Recebi o poder, desde a infância, de defender minha posição e saber que estou apoiado nos ombros de meus ancestrais. Eu sei que nunca estou sozinho.

Como negros, temos experiências históricas que nos unem, em nome da desigualdade. E uma questão que foi fundamental para tudo o que o meu tio fez – e, por extensão, tudo o que o BCA ainda faz – é: Como celebrar as conquistas do passado e ao mesmo tempo comemorar os milhões de pessoas escravizadas que foram mortas?

Há poder em saber que você vem de pessoas que sobreviveram a algumas das mais abjetas crueldades genocidas que o mundo já viu; em saber que merecemos um futuro por causa dos horrores do passado. E acho que meu tio queria criar um futuro para nós.

O BCA está agora instalado num belo edifício em Windrush Square, em Brixton. Estamos abertos há 10 anos – e é devastador para mim que meu tio nunca tenha visto isso.

Ele morreu de ataque cardíaco no meio de uma reunião, aos 59 anos.

O BCA realmente foi o trabalho da vida de Len (Foto: Marie e Tunde Garrison)

Na época, minha família era toda muito jovem. Meus avós ainda estavam vivos.
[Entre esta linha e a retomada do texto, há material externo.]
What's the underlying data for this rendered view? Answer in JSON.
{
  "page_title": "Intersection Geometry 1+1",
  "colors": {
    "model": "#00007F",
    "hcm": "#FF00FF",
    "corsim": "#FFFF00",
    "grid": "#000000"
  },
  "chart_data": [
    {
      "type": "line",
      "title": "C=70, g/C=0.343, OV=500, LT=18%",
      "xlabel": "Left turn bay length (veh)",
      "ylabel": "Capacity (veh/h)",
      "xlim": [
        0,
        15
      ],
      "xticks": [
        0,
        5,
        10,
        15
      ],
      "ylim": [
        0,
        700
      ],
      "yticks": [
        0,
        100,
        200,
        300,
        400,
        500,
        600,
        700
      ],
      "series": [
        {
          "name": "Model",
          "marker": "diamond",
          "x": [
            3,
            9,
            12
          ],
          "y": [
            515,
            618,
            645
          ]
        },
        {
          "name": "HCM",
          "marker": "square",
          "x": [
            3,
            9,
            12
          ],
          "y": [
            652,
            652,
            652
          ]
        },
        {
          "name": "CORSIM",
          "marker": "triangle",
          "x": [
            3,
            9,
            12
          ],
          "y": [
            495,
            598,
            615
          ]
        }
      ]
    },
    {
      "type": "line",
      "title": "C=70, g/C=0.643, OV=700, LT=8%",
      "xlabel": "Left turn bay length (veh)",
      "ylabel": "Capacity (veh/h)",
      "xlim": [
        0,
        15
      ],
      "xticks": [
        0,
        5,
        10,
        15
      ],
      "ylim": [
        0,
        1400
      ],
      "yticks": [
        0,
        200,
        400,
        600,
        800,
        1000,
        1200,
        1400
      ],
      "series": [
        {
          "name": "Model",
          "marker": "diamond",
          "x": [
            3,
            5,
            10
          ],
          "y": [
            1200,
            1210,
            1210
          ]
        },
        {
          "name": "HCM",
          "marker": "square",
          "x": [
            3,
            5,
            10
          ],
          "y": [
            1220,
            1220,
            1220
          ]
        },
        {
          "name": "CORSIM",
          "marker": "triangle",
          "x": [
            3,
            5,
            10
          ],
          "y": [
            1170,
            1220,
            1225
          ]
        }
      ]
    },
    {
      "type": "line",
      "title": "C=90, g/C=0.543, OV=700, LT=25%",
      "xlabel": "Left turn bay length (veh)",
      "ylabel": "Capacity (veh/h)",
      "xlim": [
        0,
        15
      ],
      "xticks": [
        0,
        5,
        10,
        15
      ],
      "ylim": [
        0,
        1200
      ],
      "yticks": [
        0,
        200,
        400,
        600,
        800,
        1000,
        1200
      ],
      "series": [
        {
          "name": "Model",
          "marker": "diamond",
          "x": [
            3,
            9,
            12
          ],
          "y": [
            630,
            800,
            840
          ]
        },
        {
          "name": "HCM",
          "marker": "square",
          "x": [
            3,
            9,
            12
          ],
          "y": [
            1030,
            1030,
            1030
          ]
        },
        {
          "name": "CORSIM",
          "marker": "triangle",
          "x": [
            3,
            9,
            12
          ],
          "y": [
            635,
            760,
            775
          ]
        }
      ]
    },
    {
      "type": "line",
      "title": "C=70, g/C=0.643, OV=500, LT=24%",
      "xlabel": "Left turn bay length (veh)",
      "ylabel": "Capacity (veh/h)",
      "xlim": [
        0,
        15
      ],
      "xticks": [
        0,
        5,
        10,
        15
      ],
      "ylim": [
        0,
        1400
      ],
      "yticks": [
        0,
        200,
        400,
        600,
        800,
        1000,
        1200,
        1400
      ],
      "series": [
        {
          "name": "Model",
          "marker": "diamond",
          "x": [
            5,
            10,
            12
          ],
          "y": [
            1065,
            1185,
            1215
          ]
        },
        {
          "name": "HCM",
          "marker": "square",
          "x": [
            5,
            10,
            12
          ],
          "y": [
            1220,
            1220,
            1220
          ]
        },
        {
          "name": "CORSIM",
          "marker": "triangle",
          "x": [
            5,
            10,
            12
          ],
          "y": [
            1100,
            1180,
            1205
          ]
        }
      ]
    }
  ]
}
Muito poucas pessoas da nossa família morreram; não era algo que pudéssemos realmente entender.

O impensável havia acontecido. O homem mais brilhante, importante e interessante havia falecido.

E a morte do meu tio continua a ter um impacto enorme em mim.

Eu sei o quanto ele estava envolvido e apaixonado pelo BCA. Realmente foi o trabalho de sua vida. Ele tinha muito o que fazer; e foi muito difícil.

Às vezes estou em reuniões que são stressantes – porque é stressante, manter as luzes acesas no BCA – e tenho uma vida muito grande e ocupada, mas não assumo tudo. Eu deixei as coisas passarem. Eu não me esforço. Eu descanso, relaxo, não estou em movimento o tempo todo.

Tento ocupar meu tempo e espaço quando preciso; porque sei o quanto é importante fazer isso.

É incrível ser parente de alguém que ainda é tão querido, diz Sharmaine sobre seu tio (Foto: Makar Artemyev)

Mas a primeira coisa que me vem à mente quando penso no meu tio – e na sua esposa, a minha tia Marie – é o seu puro amor, intenção e integridade. Eram as pessoas mais “adequadas” que já conheci; não havia nada de bagunça neles. Eles adoravam dar festas e receber. A vida familiar do meu tio era tão calorosa.

Todo mundo amava meu tio. Sou um dos fundadores do The Black Writer’s Guild – uma organização que faz lobby pela equidade e igualdade dos escritores negros britânicos – e na nossa conferência anual, as pessoas vêm até mim e dizem: ‘Eu conheço o seu tio Len!’, dizendo histórias maravilhosas sobre ele.

É incrível estar relacionado com alguém que ainda é tão querido.

Acho que cada geração tem alguém incrivelmente especial, que realmente luta por nós nos bastidores. Meu tio foi uma daquelas pessoas que lutou incansavelmente para que todos tivéssemos mais; e essa luta foi travada com muita integridade, paixão e criatividade.

Sua estrela norte era que todas as pessoas na Grã-Bretanha tivessem uma melhor compreensão da história negra britânica; porque é toda a nossa história.

De certa forma, a luta do meu tio custou-lhe a vida.

E acho que qualquer pessoa que se dedica a uma causa maior que ela deve ser celebrada e lembrada.